At Your Request (Apart from the Crowd 0.5)

“Who in the world would want to wear a birdcage on their behind?” Miss Cadwalader asked, once again in possession of the platter of treats, treats she immediately began perusing, looking completely delighted.

Miss Griswold reached out, snagged a sugar biscuit, popped it into her mouth, and shrugged even as she swallowed. “I’m sure there are very few ladies who’d appreciate such an appendage attached to them, but evidently the gentlemen in charge of our fashions seem to believe that larger behinds are . . .”

She stopped talking, shot a look to Edgar, turned pink in the face, and immediately returned her attention to Wilhelmina. “Bustles aside, though, we do need to address your predicament, and I’m afraid to say that the only way we’re going to be able to free you is by tugging that chair straight off of you.” She moved closer and took hold of the back of the chair. “I’m sure this won’t hurt too much.” Before Wilhelmina could voice even the tiniest of protests, Miss Griswold began tugging on the chair, emitting occasional grunts as she tugged.

“What in the world are you doing, Miss Griswold?” someone demanded from behind them.

Turning, Edgar discovered that Mrs. Travers, their hostess for the evening, had joined them. And unfortunately, she was looking less than pleased.

Miss Griswold let go of the chair, wiped a hand across a brow that seemed to have taken to perspiring, and blew out a breath. “Miss Radcliff is stuck, Mrs. Travers. I’m simply trying to see her released.”

Mrs. Travers immediately switched her attention to Wilhelmina. “One would think, given that your presence here tonight is as my social secretary, not as a guest, that you would have taken greater care with the manner in which you comport yourself, Miss Radcliff.”

Wilhelmina lifted her chin in a surprisingly regal manner for a woman stuck underneath a chair. “I do apologize, Mrs. Travers, for causing you undue distress. I certainly didn’t deliberately set out to get in my current predicament. It simply . . . happened.”

“But how did it happen?” Mrs. Travers demanded.

“That’s a bit difficult to explain,” Wilhelmina began. She was spared further response, though, when Miss Cadwalader took that moment to join the conversation.

“She’s under there because of the mouse,” Miss Cadwalader said in a very loud, very carrying, voice before she took what looked to be some type of cookie from the platter and began nibbling around the edges of it.

“A . . . mouse?” Mrs. Travers repeated slowly.

Miss Cadwalader stopped nibbling and nodded. “Indeed, and it wasn’t a little mouse, mind you, but an enormous one, with rather large teeth.” She sent what almost seemed to be the smallest of winks Wilhelmina’s way. “Miss Radcliff should be commended for being brave enough to take on such a beast, but as she was attempting to lure the creature away, she got stuck underneath that chair.” Miss Cadwalader heaved a sigh. “Unfortunately the mouse charged straight through the middle of the ballroom floor.”

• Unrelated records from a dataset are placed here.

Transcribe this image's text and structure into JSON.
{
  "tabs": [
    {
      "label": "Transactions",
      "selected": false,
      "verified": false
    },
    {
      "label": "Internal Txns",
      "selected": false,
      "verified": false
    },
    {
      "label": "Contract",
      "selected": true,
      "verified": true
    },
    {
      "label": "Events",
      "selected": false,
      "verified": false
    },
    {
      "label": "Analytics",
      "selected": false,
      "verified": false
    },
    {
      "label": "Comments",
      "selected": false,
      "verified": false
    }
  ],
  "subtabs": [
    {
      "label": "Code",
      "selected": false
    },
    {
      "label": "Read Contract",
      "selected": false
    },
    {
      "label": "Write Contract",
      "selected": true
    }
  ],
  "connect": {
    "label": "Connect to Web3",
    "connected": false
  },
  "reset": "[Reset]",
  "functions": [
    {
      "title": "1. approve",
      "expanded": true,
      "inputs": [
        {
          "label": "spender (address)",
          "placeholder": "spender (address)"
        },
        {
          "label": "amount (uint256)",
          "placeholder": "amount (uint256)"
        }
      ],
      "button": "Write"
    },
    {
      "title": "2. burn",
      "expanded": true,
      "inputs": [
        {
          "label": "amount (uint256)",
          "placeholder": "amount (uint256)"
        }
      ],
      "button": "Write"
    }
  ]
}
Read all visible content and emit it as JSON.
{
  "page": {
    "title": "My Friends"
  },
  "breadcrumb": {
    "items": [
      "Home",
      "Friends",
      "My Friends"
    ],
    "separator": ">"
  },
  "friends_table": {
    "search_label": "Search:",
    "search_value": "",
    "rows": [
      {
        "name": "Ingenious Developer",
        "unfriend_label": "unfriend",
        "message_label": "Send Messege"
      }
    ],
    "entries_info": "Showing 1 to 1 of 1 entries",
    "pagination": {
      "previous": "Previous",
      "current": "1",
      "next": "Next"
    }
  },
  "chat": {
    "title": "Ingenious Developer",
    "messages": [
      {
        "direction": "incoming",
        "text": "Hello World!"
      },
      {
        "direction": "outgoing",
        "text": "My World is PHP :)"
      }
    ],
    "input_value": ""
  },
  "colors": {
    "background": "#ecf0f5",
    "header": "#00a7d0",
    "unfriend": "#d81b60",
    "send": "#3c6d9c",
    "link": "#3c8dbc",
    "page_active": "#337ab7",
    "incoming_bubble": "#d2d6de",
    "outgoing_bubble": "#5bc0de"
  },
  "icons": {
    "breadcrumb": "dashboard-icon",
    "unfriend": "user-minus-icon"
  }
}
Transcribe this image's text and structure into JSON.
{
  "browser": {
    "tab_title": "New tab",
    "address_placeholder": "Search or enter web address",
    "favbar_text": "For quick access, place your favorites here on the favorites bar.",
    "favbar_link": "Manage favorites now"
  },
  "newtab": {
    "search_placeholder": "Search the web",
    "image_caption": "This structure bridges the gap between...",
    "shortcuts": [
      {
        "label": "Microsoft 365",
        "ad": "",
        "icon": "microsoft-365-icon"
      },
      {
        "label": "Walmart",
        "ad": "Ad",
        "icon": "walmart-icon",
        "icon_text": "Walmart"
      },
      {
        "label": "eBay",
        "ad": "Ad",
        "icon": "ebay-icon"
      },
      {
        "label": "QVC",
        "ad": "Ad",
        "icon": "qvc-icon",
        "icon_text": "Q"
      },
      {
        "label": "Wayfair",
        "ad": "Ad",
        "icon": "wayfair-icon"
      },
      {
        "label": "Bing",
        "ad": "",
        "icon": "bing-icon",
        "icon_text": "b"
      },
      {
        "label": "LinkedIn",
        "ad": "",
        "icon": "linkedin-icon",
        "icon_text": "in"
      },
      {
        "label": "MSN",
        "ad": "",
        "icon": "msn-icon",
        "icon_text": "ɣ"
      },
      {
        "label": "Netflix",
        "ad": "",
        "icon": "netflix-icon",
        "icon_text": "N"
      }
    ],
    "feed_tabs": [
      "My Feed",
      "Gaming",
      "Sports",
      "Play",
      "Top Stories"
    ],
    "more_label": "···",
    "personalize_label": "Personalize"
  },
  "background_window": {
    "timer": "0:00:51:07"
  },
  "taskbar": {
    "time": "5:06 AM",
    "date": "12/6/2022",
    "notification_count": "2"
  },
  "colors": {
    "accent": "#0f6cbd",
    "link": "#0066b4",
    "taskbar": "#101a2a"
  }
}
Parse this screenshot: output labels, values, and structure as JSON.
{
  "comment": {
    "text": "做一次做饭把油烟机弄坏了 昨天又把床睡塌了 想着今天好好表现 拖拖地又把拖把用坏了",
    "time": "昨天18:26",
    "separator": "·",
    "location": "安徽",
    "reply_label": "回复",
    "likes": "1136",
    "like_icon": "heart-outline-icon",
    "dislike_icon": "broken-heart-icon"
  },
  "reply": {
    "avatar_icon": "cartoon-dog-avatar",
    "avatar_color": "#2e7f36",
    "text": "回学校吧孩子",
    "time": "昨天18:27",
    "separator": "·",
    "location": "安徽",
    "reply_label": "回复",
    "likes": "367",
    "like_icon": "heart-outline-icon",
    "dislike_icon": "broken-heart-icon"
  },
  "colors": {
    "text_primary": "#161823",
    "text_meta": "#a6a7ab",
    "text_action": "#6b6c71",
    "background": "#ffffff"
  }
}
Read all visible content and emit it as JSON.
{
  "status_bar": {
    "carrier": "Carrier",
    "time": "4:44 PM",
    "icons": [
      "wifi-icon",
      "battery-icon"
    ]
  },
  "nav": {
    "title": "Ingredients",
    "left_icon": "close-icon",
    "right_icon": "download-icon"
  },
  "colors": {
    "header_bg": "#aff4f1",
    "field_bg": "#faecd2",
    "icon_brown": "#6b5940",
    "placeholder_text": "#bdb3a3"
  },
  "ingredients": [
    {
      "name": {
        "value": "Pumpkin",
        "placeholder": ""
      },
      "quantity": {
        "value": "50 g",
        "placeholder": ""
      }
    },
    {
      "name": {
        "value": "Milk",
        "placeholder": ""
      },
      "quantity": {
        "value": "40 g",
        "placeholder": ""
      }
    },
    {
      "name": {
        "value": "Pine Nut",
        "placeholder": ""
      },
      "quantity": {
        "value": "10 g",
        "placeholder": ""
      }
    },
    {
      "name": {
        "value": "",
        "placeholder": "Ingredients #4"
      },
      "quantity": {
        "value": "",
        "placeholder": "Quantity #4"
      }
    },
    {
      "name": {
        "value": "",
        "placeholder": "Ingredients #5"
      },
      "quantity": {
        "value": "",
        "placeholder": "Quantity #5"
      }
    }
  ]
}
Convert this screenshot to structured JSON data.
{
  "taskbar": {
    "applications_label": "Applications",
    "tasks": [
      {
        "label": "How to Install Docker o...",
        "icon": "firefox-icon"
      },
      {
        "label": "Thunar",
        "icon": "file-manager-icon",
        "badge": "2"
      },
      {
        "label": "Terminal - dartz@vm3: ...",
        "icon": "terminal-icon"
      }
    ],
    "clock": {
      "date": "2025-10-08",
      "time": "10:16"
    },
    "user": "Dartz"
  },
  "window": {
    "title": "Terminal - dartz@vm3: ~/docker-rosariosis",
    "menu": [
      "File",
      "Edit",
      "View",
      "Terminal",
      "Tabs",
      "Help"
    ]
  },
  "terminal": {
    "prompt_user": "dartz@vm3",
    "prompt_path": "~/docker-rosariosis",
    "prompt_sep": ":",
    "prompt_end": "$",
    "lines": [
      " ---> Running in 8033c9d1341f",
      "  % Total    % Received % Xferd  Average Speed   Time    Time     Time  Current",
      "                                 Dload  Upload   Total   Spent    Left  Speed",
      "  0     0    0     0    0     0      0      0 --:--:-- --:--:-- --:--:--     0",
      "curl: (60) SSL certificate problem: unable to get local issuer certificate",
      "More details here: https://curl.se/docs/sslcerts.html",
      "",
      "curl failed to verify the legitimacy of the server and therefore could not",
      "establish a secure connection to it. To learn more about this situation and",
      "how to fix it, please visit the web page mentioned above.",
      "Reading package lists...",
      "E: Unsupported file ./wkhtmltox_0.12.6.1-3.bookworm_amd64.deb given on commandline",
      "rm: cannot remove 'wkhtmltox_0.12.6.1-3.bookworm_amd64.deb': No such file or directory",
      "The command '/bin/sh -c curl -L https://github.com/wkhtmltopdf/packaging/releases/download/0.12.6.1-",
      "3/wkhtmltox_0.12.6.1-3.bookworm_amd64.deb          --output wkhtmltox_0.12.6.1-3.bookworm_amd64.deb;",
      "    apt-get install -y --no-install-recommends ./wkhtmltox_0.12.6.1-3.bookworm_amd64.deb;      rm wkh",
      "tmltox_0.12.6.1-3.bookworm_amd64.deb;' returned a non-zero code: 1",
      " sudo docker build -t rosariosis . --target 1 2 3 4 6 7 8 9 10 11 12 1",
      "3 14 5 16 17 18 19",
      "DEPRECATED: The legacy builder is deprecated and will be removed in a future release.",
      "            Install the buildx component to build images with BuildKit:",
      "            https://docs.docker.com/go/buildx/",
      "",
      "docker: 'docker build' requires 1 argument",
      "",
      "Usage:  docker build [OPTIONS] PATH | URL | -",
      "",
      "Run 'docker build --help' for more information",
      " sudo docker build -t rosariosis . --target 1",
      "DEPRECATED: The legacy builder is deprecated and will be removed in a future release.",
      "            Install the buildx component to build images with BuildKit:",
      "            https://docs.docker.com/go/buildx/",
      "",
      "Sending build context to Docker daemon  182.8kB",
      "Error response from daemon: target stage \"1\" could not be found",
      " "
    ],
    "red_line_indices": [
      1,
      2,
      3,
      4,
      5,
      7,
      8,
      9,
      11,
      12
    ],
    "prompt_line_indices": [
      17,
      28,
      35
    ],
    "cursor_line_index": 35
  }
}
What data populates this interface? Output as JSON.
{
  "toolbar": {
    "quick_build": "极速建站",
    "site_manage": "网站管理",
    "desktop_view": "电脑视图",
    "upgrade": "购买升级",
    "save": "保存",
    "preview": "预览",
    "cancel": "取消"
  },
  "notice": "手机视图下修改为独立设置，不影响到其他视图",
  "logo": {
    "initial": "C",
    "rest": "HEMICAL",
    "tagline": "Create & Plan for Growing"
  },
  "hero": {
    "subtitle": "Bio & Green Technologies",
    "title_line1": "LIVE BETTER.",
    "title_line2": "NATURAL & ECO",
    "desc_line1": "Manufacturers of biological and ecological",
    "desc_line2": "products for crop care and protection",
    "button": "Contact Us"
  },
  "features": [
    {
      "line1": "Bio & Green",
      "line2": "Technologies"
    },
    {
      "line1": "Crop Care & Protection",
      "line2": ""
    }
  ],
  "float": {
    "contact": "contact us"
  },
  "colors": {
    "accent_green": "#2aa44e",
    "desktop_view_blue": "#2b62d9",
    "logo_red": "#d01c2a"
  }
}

Edgar could only watch in dumbfounded amazement as chaos immediately took over the ball. The chaos started when one of the ladies who’d been inching ever so casually closer to them let out a shriek, lifted up the hem of her skirt, and was soon standing on top of a chair, joined seconds later by additional ladies, their shrieks about mice being on the loose echoing around the ballroom. In the span of a single minute, all the chairs were occupied with ladies holding their hems up as servants began dashing into the room, all of them carrying brooms.

Edgar heard Wilhelmina toss “That was brilliant” Miss Cadwalader’s way as Mrs. Travers seemingly forgot all about Wilhelmina being stuck underneath a chair as she hurried off to join the chaos that was interrupting her ball.

Miss Cadwalader grinned. “I do have my uses.”

Wilhelmina returned the grin. “Indeed you do—even though I have to say that, if I had seen a mouse, I’m hardly the type to throw myself on the floor in an attempt to lure it away.”

With eyes that had taken to sparkling, Miss Cadwalader’s grin widened. “A most excellent point, Miss Radcliff, but quite honestly, I didn’t contemplate the mouse explanation very long before it simply burst out of my mouth.” Her gaze traveled over the commotion erupting around them. “I certainly had no idea that my explanation would bring about such an exciting twist to the ball.”

“I’m afraid your time at the ball may get even more exciting, Miss Cadwalader,” Miss Griswold said with a rather significant nod of her head toward a hallway. “I don’t mean to be an alarmist, but I do believe I just saw your companion, Mrs. Davenport, scurry out of the room and toward what is probably the private living quarters of the family.”

Miss Cadwalader turned rather pale. “You said scurry, but should I assume it was more of a skulk?”